How a complex, multicellular organism develops from a single fertilised egg is among the most intriguing concepts in biology. This phenomenon is further augmented by the fact that metazoan organisms consist of many distinct cell types that largely differ in their morphology, function and gene expression patterns, yet contain identical genomic DNA. Nowadays, we know that such a vast variety of cell types is generated and maintained by mechanisms that in most cases do not involve alterations in the primary DNA sequence. Such epigenetic mechanisms include (but are not limited to): DNA methylation, post-translational modifications of histone tails, long non-coding RNA and nucleosome positioning. The development of massively parallel DNA sequencing technologies has facilitated the generation of precise epigenome maps corresponding to myriad cell-lines, tissues and disease samples with the aim of deciphering the epigenomic component of diverse cellular forms and functions.
The research in our lab aims to understand the contributions of the epigenome to embryonic development, cell differentiation and disease. We are particularly interested in how DNA methylation patterns are established, maintained and altered during those processes. Our interest in DNA methylation stems from the fact that this epigenetic mark can be stably propagated through cell division and that the presence or absence of DNA methylation correlates well with the activity of regulatory regions. Finally, a vast wealth of studies has demonstrated strong links between DNA methylation and various disease phenotypes suggestive of its potential applicability as a biomarker.
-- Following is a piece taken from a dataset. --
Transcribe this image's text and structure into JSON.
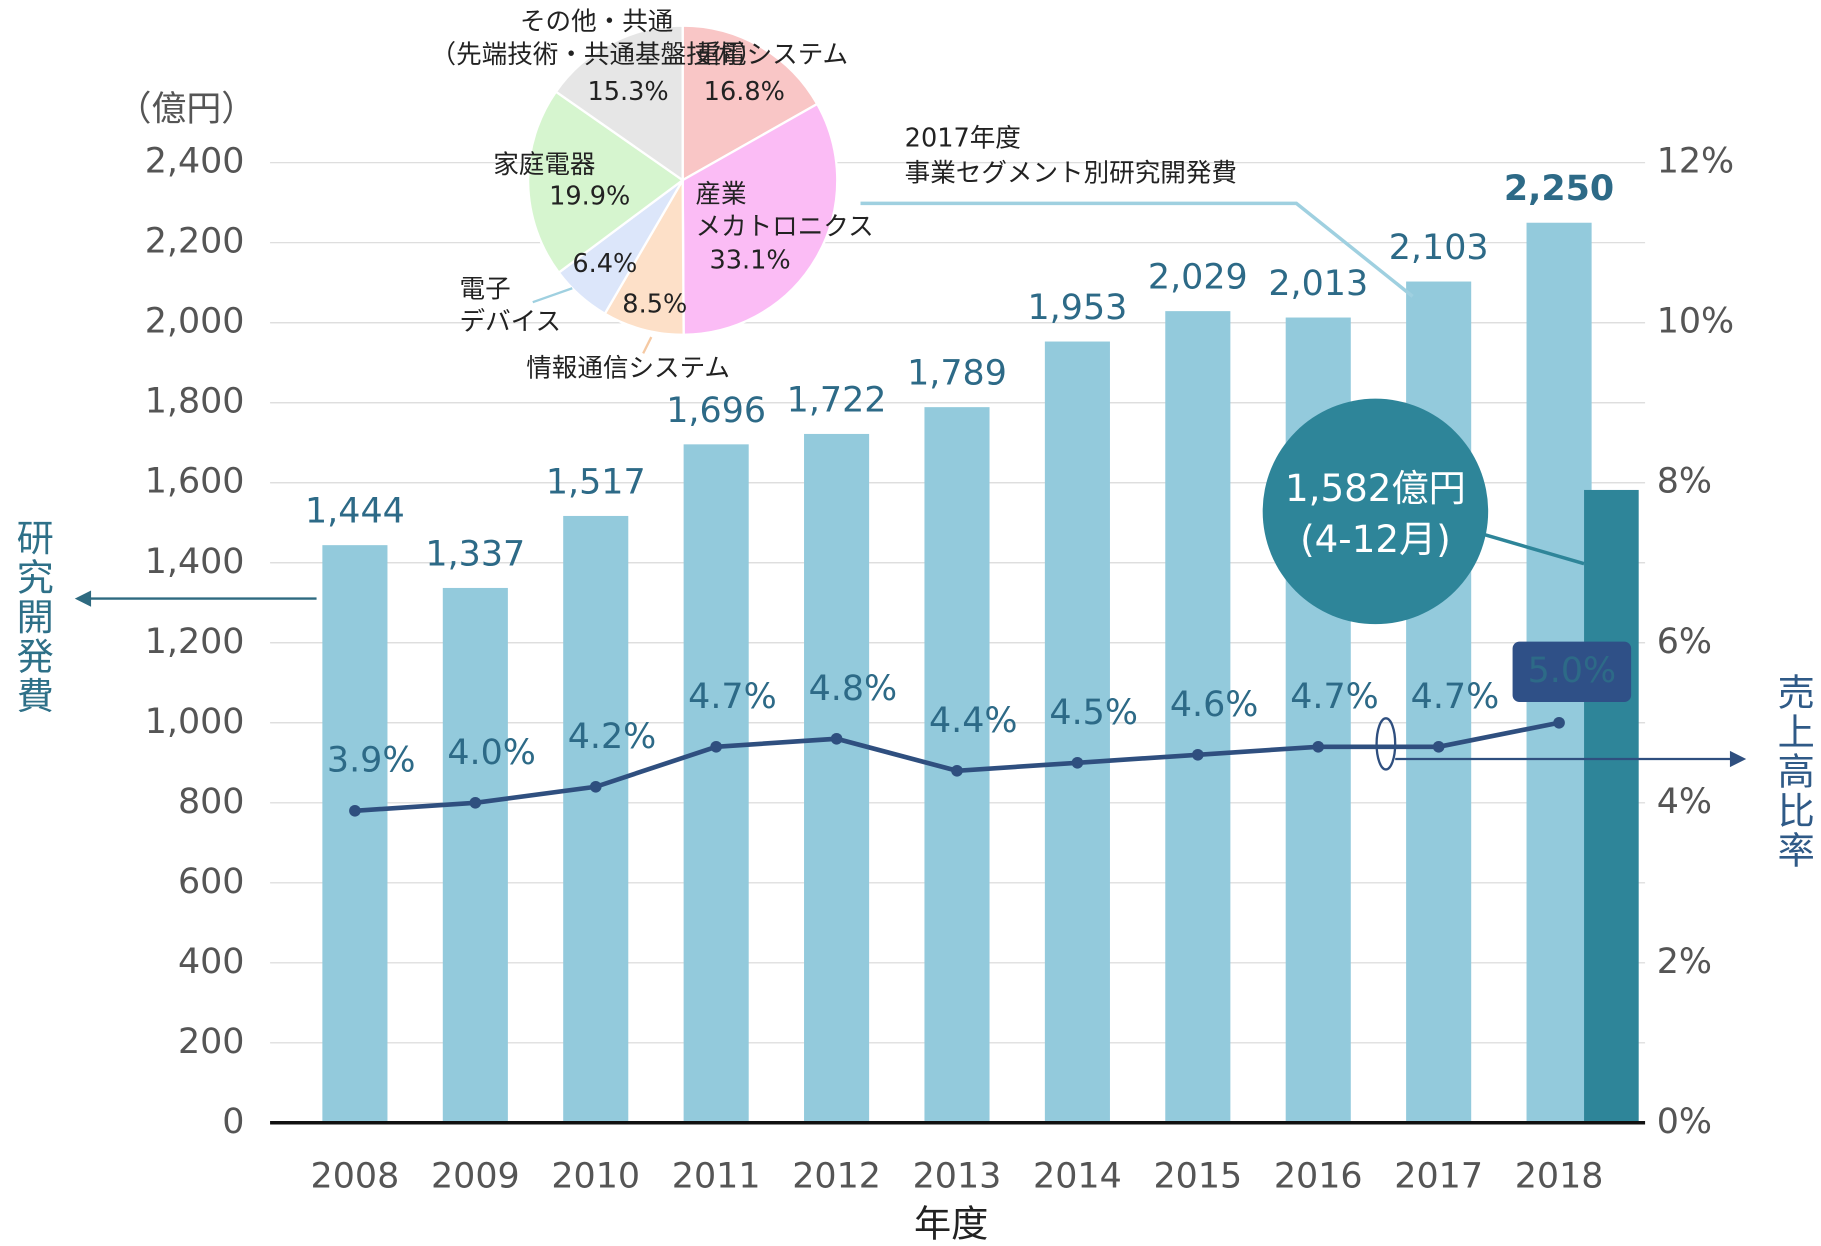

Non-canonical DNA methylation as a regulator of embryonic genome function
We have recently described embryonic reprogramming of non-canonical DNA methylation (mCH, where H = C, T, A) within mosaic satellite repeats (MOSAT mCH), coincident with zygotic genome activation (Ross et al, 2020; Nuc Acids Res). Our CRISPR/Cas9 functional analyses in zebrafish larvae have unravelled Dnmt3ba as the primary MOSAT mCH methyltransferase enzyme. By using CRISPR/Cas9 and Cas13d genome editing technology in zebrafish, we are functionally interrogating the contribution of mCH and Dnmt3ba to embryogenesis, to better understand the developmental requirements for proper mCH patterning.
The rogue germline: epigenetic regulation of cancer testis antigens in embryonic development and cancer
A surprisingly small number of genes becomes silenced by promoter DNA hypermethyation during vertebrate embryogenesis. In many cases, these genes are essential regulators of germline development that are frequently found altered in multiple adult cancers. Through a combination of biochemical and zebrafish transgenesis approaches we are trying to understand the mechanisms of this targeting specificity as well as the roles of these genes in embryonic development cancer formation in vivo.
Bluebottle blues: System level characterisation of the siphonophore, Indo-Pacific man o’ war (bluebottle)
The overarching objective of this project is to utilise system level approaches and functional analysis to establish foundation knowledge of the Indo-Pacific man o’ war (bluebottle), a marine animal that is infamous for their painful sting. Bluebottles are not jellyfish, yet are siphonophores, a remarkable group of animals that are made up of colonies of highly modified individuals (zooids). This makes them an exciting species to study at the genome, epigenome and proteome levels to further our understanding of animal multicellularity and toxins.